Honestly, while Munchak’s in-game decision-making and bizarre comments about requiring two years to trust his offensive line on fourth down raised eyebrows, Webster has done little to inspire confidence that he’s going to be part of the solution in Tennessee. While Webster was elevated to the general manager role in 2012, he was a key part of the front office as vice-president of player personnel when the Titans drafted Jake Locker in the first round of the 2011 draft, a move that saw Tennessee fall for the classic failed quarterback archetype and find another guy with a big arm and little reliable accuracy. He was also around when the team gave Chris Johnson a mammoth extension several months later. As the general manager, Webster’s 2013 offseason was a bit of a disaster; he gave a massive contract to Andy Levitre, who struggled to stay healthy at the beginning of the year and had a relatively anonymous campaign, and then gave a three-year, $10 million deal to Shonn Greene that was seen as a laughingstock of a contract in league circles. Tennessee invested heavily in its offense despite fielding the league’s worst scoring defense in 2012, and while the defense improved in 2013, much of that was due to the presence of Gregg Williams, who the team might now lose as part of the coaching shuffle.

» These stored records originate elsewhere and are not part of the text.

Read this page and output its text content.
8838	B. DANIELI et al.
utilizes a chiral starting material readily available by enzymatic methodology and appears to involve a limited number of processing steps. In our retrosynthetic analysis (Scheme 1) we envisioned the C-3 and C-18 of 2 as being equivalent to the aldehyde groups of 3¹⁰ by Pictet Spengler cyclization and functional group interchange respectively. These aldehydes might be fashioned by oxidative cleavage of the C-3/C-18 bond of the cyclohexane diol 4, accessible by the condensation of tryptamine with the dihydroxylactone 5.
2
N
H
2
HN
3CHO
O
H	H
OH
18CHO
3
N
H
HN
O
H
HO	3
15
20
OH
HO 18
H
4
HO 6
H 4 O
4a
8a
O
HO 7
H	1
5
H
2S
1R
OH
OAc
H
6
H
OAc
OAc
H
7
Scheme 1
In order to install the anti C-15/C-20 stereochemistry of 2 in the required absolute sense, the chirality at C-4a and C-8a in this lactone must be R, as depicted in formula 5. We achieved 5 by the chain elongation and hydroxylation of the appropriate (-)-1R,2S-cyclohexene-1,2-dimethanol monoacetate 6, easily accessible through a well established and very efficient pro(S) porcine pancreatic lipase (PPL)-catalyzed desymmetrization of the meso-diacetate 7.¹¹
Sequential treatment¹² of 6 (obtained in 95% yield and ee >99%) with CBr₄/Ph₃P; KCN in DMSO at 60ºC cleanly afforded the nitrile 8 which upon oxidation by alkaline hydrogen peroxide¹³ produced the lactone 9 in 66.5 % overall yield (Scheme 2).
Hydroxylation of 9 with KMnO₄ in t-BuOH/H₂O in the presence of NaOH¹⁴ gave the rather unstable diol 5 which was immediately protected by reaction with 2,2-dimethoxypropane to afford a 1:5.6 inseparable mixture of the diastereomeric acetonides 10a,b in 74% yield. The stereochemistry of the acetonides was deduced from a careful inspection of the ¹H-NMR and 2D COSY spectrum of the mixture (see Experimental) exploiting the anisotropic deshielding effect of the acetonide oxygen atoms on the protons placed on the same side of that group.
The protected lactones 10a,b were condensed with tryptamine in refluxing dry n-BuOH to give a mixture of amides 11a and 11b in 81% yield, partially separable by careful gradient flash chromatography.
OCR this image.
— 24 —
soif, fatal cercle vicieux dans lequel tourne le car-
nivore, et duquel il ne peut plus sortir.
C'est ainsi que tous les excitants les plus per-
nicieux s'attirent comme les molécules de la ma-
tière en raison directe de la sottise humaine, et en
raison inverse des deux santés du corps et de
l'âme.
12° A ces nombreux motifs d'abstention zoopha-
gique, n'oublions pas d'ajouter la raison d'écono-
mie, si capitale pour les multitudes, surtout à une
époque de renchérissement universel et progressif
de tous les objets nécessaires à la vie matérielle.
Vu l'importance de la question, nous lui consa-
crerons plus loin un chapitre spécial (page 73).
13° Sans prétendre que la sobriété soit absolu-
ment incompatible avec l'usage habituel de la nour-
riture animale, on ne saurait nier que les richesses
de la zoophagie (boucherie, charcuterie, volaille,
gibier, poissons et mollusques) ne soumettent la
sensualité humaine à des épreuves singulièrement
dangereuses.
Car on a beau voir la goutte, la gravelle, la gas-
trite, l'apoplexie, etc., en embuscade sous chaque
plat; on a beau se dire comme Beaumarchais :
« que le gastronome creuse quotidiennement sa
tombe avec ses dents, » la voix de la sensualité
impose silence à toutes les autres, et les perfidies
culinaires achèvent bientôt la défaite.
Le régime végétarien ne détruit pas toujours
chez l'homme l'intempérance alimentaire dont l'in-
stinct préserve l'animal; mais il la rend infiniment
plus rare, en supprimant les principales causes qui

Webster has a busy offseason ahead. After picking a new coach, he’s going to have to release Johnson, make a decision on Locker’s future, find a few doors to hit Kenny Britt with on the receiver’s way out of town, and finally make upgrades on defense. Given the team’s relative weaknesses, the Titans need both a quarterback guru and somebody to patch up the defensive holes. That would point to installing Williams as the team’s defensive coordinator and hiring an offensive-minded head coach like Jay Gruden, who the Titans have already requested to interview. They’re also after Ken Whisenhunt, who would be a disastrous hire; while Whisenhunt certainly has his strengths, he destroyed a number of quarterbacks in Arizona by constantly flip-flopping between subpar options and building an offensive line that couldn’t keep those quarterbacks healthy. Whisenhunt fits in a place where he can’t mess around at quarterback, like Detroit. Munchak seems like a likely candidate at Penn State, where he was once an offensive lineman under Joe Paterno.
Not Like a Sherm Hi
In a way, Munchak falling on his sword to defend his assistant coaches is noble. If you’re of that mind-set, well, you’re not going to be very pleased with Joe Philbin. In his interview with ownership, Philbin was reportedly told that he needed to fire offensive coordinator Mike Sherman. Despite his contract giving him the sole ability to hire and fire coaches, Philbin — presumably under the threat of losing his own job — fired his offensive coordinator after two years at the helm.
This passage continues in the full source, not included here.